隻是現在莫久醒着,渾身又冷又熱,會難受。
宗郁琛等莫久感覺身上爽利了些,給他掖了掖被子,“再睡一會。”
莫久躺好,伸手想拉住他的手,不安道:“你去哪?”
宗郁琛把他的手握在手心,捂熱了後塞進被子,道:“換水。”
莫久懵了下:“嗯?”
他有些茫然:“不是擦完了嗎?”
“……”
宗郁琛沒有說話,莫久順着他的目光,蓦地耳根發燙,這下知道他要擦哪。
他連忙搖頭:“不用……我不是很難受。”
宗郁琛沒反駁,沉默片刻,道:“好。”
按理來說他上次是把所有衣服帶回去了,宗郁琛家自然沒有他的換洗衣物。
更别說内務——他一醒來便察覺下半身空空蕩蕩,讓宗郁琛給他擦,還不如要了他的命……
且不說他發燒昏迷的時候,沒有知覺,他也隻能糊弄自己,就當沒發生過。
莫久把頭埋進被子裡,有些發懵,卻忍不住崩潰的想,已經是第二次了……
第一次是常域生日,兩人還沒在一起,宗郁琛幫他洗過澡。
即使他沒有意識,卻知道宗郁琛肯定看到了所有。
那時候的情況,莫久不願多想也沒有深究,隻當做忘記這件事情,忽略過去。
這一次給他擦了身體。
他不太清楚其他戀人是如何相處的,這種親密的事情在兩人相識到什麼程度才可以做。
他自欺欺人的發了會呆,給自己、給宗郁琛找了一堆借口。
發燒的時候人總是混沌,他迷迷糊糊又睡了過去。
-
醒來的時候,宗郁琛不在旁邊。
記憶還停留在宗郁琛去衛生間換水,他迷迷糊糊睡了過去。
莫久撐起身,揉了揉幹澀的眼睛。
宗郁琛在打電話,他隐隐聽見從客廳傳來的聲音,模模糊糊聽不清說了些什麼。
莫久掀開被子,困意在看到被子下光溜溜的兩條腿的時候頓時消散。
他麻木的坐會去,重新把被子蓋上。
低頭看着純黑的被套發呆,摸了摸被子,想着身上髒兮兮的,等他好了得把被套洗幹淨。
“醒了。”
莫久不知道發了多久的呆,蓦地聽到門口傳來聲音。
“嗯。”
宗郁琛從他身邊坐下,擡手用手心貼了貼他的額頭,清冷的聲音帶着一絲溫度:“燒退了。”

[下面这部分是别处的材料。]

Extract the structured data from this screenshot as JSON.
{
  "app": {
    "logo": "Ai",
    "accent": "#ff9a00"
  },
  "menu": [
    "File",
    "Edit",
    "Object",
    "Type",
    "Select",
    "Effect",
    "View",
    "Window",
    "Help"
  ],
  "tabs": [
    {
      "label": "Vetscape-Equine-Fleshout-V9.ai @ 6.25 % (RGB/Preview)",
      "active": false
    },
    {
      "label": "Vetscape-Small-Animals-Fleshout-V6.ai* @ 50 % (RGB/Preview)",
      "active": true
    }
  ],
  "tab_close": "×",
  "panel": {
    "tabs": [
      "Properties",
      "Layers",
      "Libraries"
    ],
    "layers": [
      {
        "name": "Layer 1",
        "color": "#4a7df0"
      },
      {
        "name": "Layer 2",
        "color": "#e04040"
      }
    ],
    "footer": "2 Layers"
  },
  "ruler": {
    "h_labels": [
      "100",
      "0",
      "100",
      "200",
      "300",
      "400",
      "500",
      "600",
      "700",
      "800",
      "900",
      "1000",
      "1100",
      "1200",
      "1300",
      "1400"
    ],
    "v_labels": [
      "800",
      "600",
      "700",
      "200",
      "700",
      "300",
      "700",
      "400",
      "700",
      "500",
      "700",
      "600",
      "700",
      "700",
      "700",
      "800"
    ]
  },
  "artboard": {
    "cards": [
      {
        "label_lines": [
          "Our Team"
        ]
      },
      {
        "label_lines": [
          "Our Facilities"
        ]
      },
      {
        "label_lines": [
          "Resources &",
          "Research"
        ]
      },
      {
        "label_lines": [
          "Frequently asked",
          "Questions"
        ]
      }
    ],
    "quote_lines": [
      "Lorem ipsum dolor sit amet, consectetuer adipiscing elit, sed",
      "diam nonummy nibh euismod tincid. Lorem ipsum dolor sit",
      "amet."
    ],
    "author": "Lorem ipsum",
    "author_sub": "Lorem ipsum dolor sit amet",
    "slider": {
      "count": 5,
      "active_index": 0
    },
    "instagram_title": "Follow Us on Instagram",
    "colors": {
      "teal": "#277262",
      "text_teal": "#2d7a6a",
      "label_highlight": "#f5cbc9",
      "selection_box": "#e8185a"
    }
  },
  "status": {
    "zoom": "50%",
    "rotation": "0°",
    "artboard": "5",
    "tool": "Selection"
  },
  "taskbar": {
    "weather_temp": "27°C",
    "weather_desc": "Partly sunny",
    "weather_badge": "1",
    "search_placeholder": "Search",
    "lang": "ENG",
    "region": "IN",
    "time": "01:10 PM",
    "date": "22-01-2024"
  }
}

莫久也感覺身體不像是被火烤一般又熱又累,他擡起手貼了貼:“好像是。”
宗郁琛攬住他的腰,輕吻他的唇瓣。
“咕噜噜——”
莫久有些尴尬的推了推宗郁琛,身體好了些就感到餓,肚子突兀的叫起來。
宗郁琛沒笑他,手自然的附在他的小腹上,問道:“想吃什麼?”
莫久想了下,說:“粥吧,其他不太想吃。”
宗郁琛颔首:“好。”
莫久拉住他的手,有些欲言又止,從脖子到耳根都開始泛紅:“我……”
他一鼓作氣,閉眼飛快道:“我想上廁所。”
宗郁琛側頭,并未阻攔:“去吧。”
莫久見他沒想到,不禁有些抓狂。
他捂臉,擡頭眼巴巴的說:“那個……褲子。”
宗郁琛想起來了,“哦。”
他不甚在意,卻瞧着莫久一臉窘迫,耐心道:“不穿或者穿我的,都可以。”
莫久立刻做了選擇:“穿你的。”
怎麼可能不在意!
莫久耳根通紅的接過宗郁琛遞來的褲衩,硬是把他勸出去了才在被子裡穿好。
慢吞吞的從床上爬起來,确保自己腿沒事,才松了口氣。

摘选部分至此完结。